Today, Christians participate in the solemn observance of Good Friday, while Jews celebrate the first night of the eight-day Passover festival. And in a rare convergence of calendars, Muslims are in the middle of their observance month of Ramadan.

Looking at where we are now and where we were the last time the religious observances of spring came around reminds us of just how tumultuous this time has been.

In 2020, communities were in shock during the early days of pandemic restrictions. Early hopes were that the restrictions would end soon enough, and perhaps the holiday celebrations could go on as usual. Needless to say, that’s not how it happened. In-person worship has been replaced by online alternatives. Public Passover seders were canceled and large family gatherings associated with the holiday were frowned upon.

A year later, things were at an impasse. Many restrictions have been lifted and the arrival of vaccines gives hope that the end of the pandemic is near. Still, many people continued to limit their exposure to people outside their household.

So here we are again. Things are not exactly as many of us hoped they would be a year ago. The pandemic dragged on and put a damper on the December holidays. Since then, the number of cases has dropped significantly and, in most places, restrictions have been lifted. But the pandemic persists, with concerns about new challenges emerging as we try to get back to normal.

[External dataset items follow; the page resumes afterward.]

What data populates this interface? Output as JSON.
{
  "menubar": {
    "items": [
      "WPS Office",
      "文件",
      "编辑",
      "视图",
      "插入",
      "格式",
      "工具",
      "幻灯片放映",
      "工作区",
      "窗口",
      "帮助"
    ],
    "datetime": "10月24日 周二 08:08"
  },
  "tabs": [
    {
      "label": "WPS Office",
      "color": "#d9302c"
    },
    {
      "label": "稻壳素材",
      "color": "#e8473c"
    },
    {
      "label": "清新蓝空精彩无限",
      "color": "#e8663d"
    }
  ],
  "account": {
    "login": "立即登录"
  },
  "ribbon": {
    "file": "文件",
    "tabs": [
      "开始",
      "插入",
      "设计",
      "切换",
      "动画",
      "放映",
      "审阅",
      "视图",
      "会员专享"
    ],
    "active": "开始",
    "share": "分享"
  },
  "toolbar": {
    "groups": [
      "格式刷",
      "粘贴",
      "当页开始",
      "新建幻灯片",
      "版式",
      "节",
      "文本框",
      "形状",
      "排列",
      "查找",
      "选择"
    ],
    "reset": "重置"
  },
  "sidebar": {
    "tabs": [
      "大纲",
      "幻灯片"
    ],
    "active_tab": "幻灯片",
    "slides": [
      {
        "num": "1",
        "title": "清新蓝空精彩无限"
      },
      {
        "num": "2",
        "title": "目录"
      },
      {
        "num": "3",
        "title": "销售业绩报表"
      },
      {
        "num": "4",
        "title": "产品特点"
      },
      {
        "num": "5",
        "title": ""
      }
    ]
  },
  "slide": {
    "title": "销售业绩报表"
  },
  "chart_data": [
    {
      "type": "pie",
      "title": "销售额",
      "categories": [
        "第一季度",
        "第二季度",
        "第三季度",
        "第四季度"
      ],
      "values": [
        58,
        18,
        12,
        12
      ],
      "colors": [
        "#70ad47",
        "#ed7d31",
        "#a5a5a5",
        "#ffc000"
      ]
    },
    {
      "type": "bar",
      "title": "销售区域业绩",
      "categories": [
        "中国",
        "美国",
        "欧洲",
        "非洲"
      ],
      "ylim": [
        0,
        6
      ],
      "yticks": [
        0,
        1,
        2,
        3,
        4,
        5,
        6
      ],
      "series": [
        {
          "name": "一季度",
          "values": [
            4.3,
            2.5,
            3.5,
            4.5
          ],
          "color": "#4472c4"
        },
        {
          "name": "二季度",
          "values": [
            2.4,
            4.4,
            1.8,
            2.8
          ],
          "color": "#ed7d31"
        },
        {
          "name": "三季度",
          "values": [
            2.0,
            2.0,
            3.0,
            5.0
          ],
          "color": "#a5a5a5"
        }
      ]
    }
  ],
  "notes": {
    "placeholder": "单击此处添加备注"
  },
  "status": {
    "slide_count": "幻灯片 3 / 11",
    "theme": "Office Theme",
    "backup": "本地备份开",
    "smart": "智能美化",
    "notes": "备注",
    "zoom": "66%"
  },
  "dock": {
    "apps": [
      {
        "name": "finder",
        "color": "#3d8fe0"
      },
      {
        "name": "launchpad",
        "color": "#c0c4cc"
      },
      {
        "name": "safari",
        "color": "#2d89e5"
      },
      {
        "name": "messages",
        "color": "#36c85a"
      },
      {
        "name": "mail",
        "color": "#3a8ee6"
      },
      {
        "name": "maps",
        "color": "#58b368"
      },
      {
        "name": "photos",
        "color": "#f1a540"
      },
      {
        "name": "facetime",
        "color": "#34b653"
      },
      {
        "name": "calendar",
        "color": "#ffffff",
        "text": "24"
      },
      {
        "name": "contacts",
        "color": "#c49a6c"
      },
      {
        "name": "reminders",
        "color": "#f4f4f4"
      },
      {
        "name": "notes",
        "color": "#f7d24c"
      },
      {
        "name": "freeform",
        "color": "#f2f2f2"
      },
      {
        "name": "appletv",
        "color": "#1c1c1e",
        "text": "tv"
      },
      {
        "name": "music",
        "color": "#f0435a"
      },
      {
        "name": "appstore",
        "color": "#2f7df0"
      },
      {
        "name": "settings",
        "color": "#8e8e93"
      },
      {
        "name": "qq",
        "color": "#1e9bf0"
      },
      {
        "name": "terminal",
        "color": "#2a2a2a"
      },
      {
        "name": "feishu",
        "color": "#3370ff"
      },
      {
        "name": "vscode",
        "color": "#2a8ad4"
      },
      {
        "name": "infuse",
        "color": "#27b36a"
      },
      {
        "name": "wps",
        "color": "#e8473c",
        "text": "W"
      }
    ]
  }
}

Other problems have emerged: rising prices and other economic problems, disturbing and often violent behavior seem to be becoming more widespread, and lingering political resentment poisons people’s ability to reach consensus on how to deal with our serious problems.

The war in Ukraine and the despicable acts attributed to the Russian military weigh heavily on the minds of people from all walks of life. This certainly alarmed members of the Jewish community. Many American Jews trace their roots to this part of the world. The Jewish people, institutions and historical sites there were attacked due to the Russian war.

Combine that with a terrible recent spate of terrorist attacks in Israel and ongoing problems with anti-Semitism here at home, and it’s understandable that Jews face a challenge to muster the spirit of joy demanded at Passover.

But they must and they will. Passover celebrates the exodus of the Israelite slaves from Egypt as told in the Bible. Jews begin the festival with a ceremonial dinner known as a seder, where they tell the story, reflecting on the bitterness of slavery giving way to the glory of freedom by the will of God. According to tradition, every Jew must consider himself to have been one of the freed slaves. It’s a time to celebrate.

Another reason for jubilation is the renewed opportunity to join large gatherings of friends and relatives, as is the tradition. Community seders are back for the first time since 2019. They are great bright spots in our troubled times. And for the foreseeable future, memories of the pandemic will add resonance to Passover celebrations and to the story of the plagues that have befallen Egypt. These memories should reinforce the message to cherish our freedoms.

The return of full Passover celebrations also provides an excellent opportunity to renew interreligious fellowship efforts. Passover has deep ties to Easter and related celebrations, as the New Testament accounts of Jesus’ crucifixion and resurrection tell us that they took place during the Passover season.

As we deal with disturbing news day after day, remember this season’s message. Christian and Jewish spring celebrations emphasize rebirth and hope at a time associated with the promise of brighter times to come. They tell of tragic events that ultimately end in triumph. It’s a spirit we can all put to work right now.